The usual approach is to transcode the full stream and then segment for delivery. This does it the other way: segment first, then transcode. A segment is already a self-contained video. It can be played, transcoded, and slotted back in without touching anything around it. Transcode workers don’t need to know about each other, or about the stream. They just need a source video and transcoding settings.

The pipeline is simple. Source stream in, segmenter out. A manager watches the resulting HLS playlist and probes each segment to decide what renditions to produce. Every segment, every rendition below the original, becomes a standalone job on a queue. Workers pull, transcode, report back. The manager rebuilds the playlists. The original quality passes through.

But wait…

What if there isn’t enough capacity?

Two angles here. First: nothing stops you from adding dedicated capacity on top of the spare compute. An autoscaling group that spins up workers when the queue grows is the obvious setup. The spare compute handles the baseline, the autoscaler handles the spikes.

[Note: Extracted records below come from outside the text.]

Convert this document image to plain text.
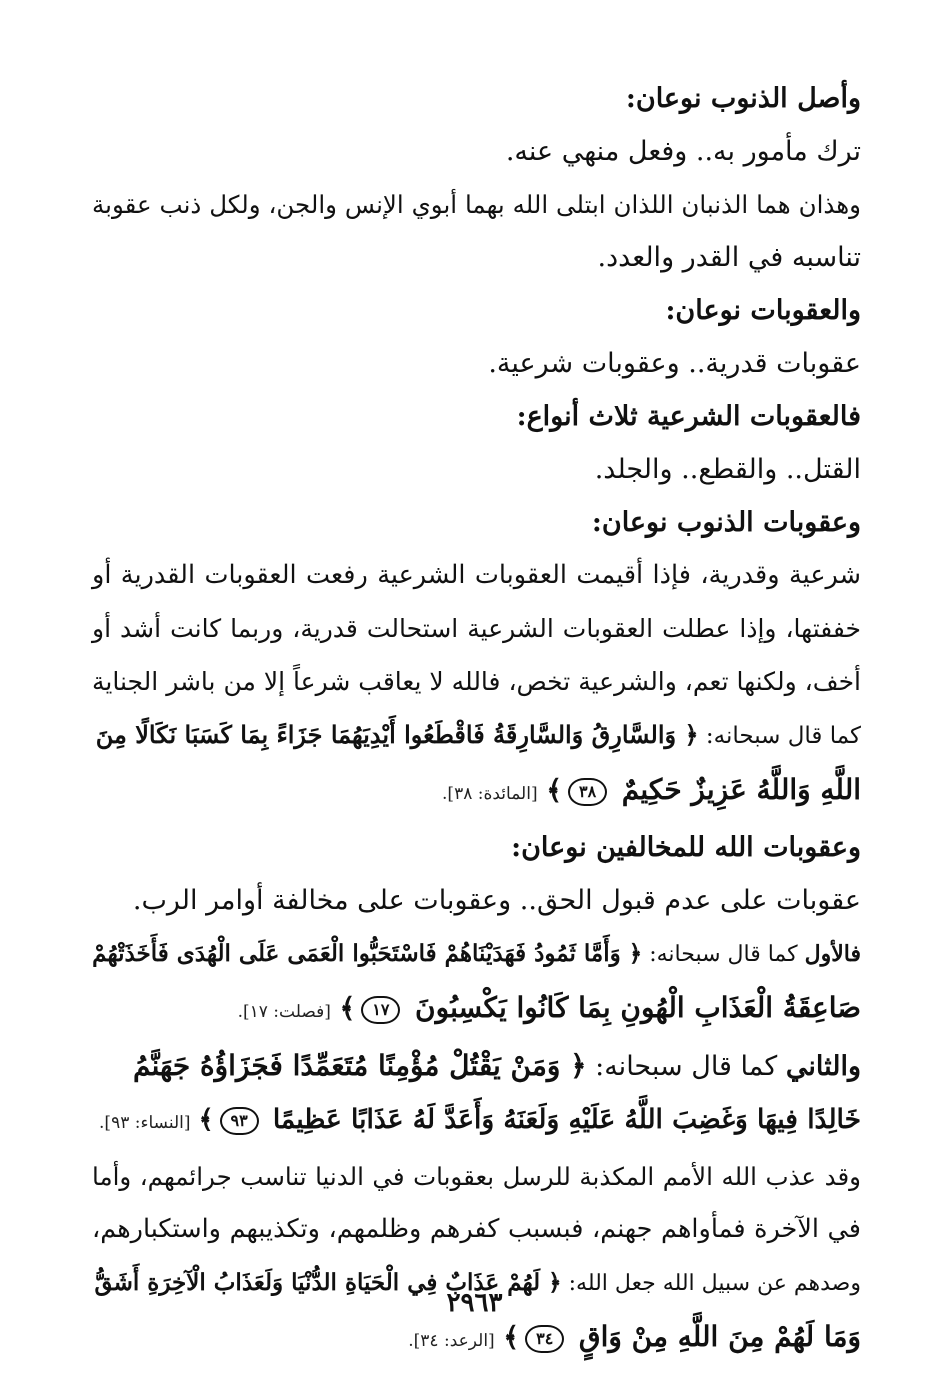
وأصل الذنوب نوعان:
ترك مأمور به.. وفعل منهي عنه.
وهذان هما الذنبان اللذان ابتلى الله بهما أبوي الإنس والجن، ولكل ذنب عقوبة
تناسبه في القدر والعدد.
والعقوبات نوعان:
عقوبات قدرية.. وعقوبات شرعية.
فالعقوبات الشرعية ثلاث أنواع:
القتل.. والقطع.. والجلد.
وعقوبات الذنوب نوعان:
شرعية وقدرية، فإذا أقيمت العقوبات الشرعية رفعت العقوبات القدرية أو
خففتها، وإذا عطلت العقوبات الشرعية استحالت قدرية، وربما كانت أشد أو
أخف، ولكنها تعم، والشرعية تخص، فالله لا يعاقب شرعاً إلا من باشر الجناية
كما قال سبحانه: ﴿ وَالسَّارِقُ وَالسَّارِقَةُ فَاقْطَعُوا أَيْدِيَهُمَا جَزَاءً بِمَا كَسَبَا نَكَالًا مِنَ
اللَّهِ وَاللَّهُ عَزِيزٌ حَكِيمٌ ٣٨﴾ [المائدة: ٣٨].
وعقوبات الله للمخالفين نوعان:
عقوبات على عدم قبول الحق.. وعقوبات على مخالفة أوامر الرب.
فالأول كما قال سبحانه: ﴿ وَأَمَّا ثَمُودُ فَهَدَيْنَاهُمْ فَاسْتَحَبُّوا الْعَمَى عَلَى الْهُدَى فَأَخَذَتْهُمْ
صَاعِقَةُ الْعَذَابِ الْهُونِ بِمَا كَانُوا يَكْسِبُونَ ١٧﴾ [فصلت: ١٧].
والثاني كما قال سبحانه: ﴿ وَمَنْ يَقْتُلْ مُؤْمِنًا مُتَعَمِّدًا فَجَزَاؤُهُ جَهَنَّمُ
خَالِدًا فِيهَا وَغَضِبَ اللَّهُ عَلَيْهِ وَلَعَنَهُ وَأَعَدَّ لَهُ عَذَابًا عَظِيمًا ٩٣﴾ [النساء: ٩٣].
وقد عذب الله الأمم المكذبة للرسل بعقوبات في الدنيا تناسب جرائمهم، وأما
في الآخرة فمأواهم جهنم، فبسبب كفرهم وظلمهم، وتكذيبهم واستكبارهم،
وصدهم عن سبيل الله جعل الله: ﴿ لَهُمْ عَذَابٌ فِي الْحَيَاةِ الدُّنْيَا وَلَعَذَابُ الْآخِرَةِ أَشَقُّ
وَمَا لَهُمْ مِنَ اللَّهِ مِنْ وَاقٍ ٣٤﴾ [الرعد: ٣٤].
٢٩٦٣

But autoscaling takes time to kick in, sometimes fails, and costs money. So the system has a second answer: graceful degradation. When workers can’t keep up, the manager doesn’t just drop jobs randomly. It prioritizes lower renditions (which are cheaper to transcode and cover most viewers) and lets the higher ones go. Say the source is 1080p. The ladder might be 720p, 480p, 360p, and 216p, all transcoded, plus the original passed through as-is. Under load, 720p is the first to go, then 480p. The original stays because it’s never transcoded. The smallest renditions survive because they’re cheapest to produce and get priority. What temporarily disappears are the renditions in between. When capacity comes back, the full ladder resumes.

This means you can run the system with no autoscaling at all if you accept occasional quality drops. Or you can use graceful degradation as a bridge while new instances come online. Or both.

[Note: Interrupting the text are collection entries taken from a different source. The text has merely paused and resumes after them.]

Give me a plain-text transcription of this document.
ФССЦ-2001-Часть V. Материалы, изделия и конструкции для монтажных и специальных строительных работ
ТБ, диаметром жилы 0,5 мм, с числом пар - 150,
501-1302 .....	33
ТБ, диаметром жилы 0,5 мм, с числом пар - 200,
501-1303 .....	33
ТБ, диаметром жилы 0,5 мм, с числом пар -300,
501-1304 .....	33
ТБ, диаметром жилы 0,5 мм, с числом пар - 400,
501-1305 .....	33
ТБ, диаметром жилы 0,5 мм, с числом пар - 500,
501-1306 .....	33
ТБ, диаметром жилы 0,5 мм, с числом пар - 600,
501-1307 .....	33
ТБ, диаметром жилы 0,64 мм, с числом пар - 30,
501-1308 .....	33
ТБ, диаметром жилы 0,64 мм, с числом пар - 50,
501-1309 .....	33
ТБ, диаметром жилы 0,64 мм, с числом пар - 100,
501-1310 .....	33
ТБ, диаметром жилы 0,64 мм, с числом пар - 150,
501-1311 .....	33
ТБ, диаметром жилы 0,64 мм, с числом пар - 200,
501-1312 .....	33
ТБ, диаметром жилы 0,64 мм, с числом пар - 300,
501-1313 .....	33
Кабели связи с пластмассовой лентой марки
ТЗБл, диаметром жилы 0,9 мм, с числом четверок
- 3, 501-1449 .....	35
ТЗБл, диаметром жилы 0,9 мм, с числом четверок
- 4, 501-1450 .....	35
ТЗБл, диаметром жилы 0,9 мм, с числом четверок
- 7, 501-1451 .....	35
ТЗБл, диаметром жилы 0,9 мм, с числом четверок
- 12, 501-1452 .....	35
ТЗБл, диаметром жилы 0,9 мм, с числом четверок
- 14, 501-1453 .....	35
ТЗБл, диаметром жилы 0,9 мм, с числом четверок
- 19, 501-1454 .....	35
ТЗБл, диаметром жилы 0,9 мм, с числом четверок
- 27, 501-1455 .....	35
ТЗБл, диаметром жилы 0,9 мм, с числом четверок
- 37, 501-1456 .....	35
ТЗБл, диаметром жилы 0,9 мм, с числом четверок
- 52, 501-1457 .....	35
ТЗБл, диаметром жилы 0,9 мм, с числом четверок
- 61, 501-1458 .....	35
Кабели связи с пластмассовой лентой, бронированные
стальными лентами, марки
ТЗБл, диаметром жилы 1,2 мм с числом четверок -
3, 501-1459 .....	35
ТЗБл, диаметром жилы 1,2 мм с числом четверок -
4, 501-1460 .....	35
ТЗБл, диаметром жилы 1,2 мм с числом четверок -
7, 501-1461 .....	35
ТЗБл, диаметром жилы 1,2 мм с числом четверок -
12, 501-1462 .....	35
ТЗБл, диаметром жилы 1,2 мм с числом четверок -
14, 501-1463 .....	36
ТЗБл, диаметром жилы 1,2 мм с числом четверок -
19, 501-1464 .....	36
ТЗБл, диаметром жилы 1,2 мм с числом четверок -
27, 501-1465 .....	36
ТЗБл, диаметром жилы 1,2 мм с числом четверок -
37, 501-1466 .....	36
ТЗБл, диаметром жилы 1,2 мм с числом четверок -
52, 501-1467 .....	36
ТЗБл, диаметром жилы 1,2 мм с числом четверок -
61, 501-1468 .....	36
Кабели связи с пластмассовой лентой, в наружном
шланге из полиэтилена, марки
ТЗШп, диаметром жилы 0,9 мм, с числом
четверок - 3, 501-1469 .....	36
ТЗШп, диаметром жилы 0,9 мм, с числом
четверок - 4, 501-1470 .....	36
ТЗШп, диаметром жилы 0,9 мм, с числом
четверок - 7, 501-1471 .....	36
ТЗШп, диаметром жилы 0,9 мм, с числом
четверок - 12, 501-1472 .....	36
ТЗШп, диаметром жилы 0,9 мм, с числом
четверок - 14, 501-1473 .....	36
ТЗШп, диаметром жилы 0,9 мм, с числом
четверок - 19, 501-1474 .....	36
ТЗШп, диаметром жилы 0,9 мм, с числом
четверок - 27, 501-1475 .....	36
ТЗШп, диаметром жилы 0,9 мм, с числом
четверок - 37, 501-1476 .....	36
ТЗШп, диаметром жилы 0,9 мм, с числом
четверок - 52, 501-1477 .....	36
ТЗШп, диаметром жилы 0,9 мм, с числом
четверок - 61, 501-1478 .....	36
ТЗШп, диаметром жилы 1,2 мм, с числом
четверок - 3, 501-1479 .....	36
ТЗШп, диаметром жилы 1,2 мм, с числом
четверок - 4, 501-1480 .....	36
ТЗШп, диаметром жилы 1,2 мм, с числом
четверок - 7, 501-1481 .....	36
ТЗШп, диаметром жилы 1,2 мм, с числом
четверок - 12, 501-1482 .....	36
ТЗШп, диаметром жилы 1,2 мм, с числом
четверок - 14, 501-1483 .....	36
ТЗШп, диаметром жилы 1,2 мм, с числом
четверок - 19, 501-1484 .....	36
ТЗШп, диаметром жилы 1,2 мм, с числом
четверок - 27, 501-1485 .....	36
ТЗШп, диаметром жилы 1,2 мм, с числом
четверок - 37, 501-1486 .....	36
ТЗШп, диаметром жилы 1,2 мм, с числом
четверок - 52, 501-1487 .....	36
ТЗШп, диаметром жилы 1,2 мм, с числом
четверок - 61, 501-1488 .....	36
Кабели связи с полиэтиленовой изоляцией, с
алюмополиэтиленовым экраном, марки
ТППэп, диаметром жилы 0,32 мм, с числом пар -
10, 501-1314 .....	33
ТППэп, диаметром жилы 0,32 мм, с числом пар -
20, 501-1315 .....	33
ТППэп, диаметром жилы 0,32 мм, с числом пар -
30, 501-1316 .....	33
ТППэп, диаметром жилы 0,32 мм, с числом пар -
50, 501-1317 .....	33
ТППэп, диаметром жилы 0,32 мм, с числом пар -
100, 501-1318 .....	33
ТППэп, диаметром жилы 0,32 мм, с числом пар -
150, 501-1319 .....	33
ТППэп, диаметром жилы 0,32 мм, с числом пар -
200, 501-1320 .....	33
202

Segmenting first doesn’t sound like a great idea, what’s the catch?

Segmenting before transcoding has a cost. A traditional encoder sees the full stream: it can look across segments for scene changes, distribute bitrate over time, and make global decisions about quality. When each segment is transcoded independently, that context is gone. Each segment starts fresh. Too short and the compression loss shows. Too long and the delay grows. 10 seconds turned out to be the sweetest spot.

There’s also the overhead of distribution. Every job means a storage download, a process spawn, disk I/O, a storage upload, and a callback. A traditional encoder runs continuously and handles everything in memory. Here, every segment pays for process creation and network round trips. At scale, storage bandwidth and queue throughput become line items worth watching.

Try it

A proof of concept is available here. You can have it running in minutes.

Does it scale?

Gracefully. Adding capacity means adding workers. They don’t need to know about each other, about the manager, or about the stream. They poll a queue, pick up a job, and post the result. You can start with one and scale to as many as you need. The queue is the only coordination point.

Is it stable?

The system recovers well. Renditions drop and come back as capacity fluctuates, and the playlists rebuild automatically. The catch is on the player side. Most HLS players load the master manifest once and stick with whatever renditions they saw at the start. If a rendition disappears and comes back, the player may not notice. In practice, this has been mostly played through video.js (powered by VHS), which reloads the master manifest when a rendition stalls. That makes it resilient enough. Other players are still expected to do good if degradation is minimal.

How cheap is it?

The whole point is that the compute is already there. The queue cost is negligible. What you save is the dedicated transcoding bill, whether that’s a managed service or purpose-built instances. The savings depend on how much idle capacity you have, but even a small pool goes a long way when the work is split this fine.

What about latency?

This is not a low-latency solution. Segmentation happens before transcoding, so you’re at least one full segment behind before a worker even picks up the job. Shorter segments would help with latency, but fragment the worker pool too much, so 10-second segments are a reasonable default. Expect at least 30 seconds of end-to-end delay, but plan for a minute. For most live streaming that’s fine. For real-time interaction, look elsewhere.

Is it worth it?

For the right setup, absolutely. If you have idle compute, streams that tolerate delay, and viewers that tolerate (or don’t notice) infrequent imperfect ABR, this replaces a significant transcoding bill with next to nothing. For everyone else, a managed service is less to think about. The gap between the two is operational maturity, not technology.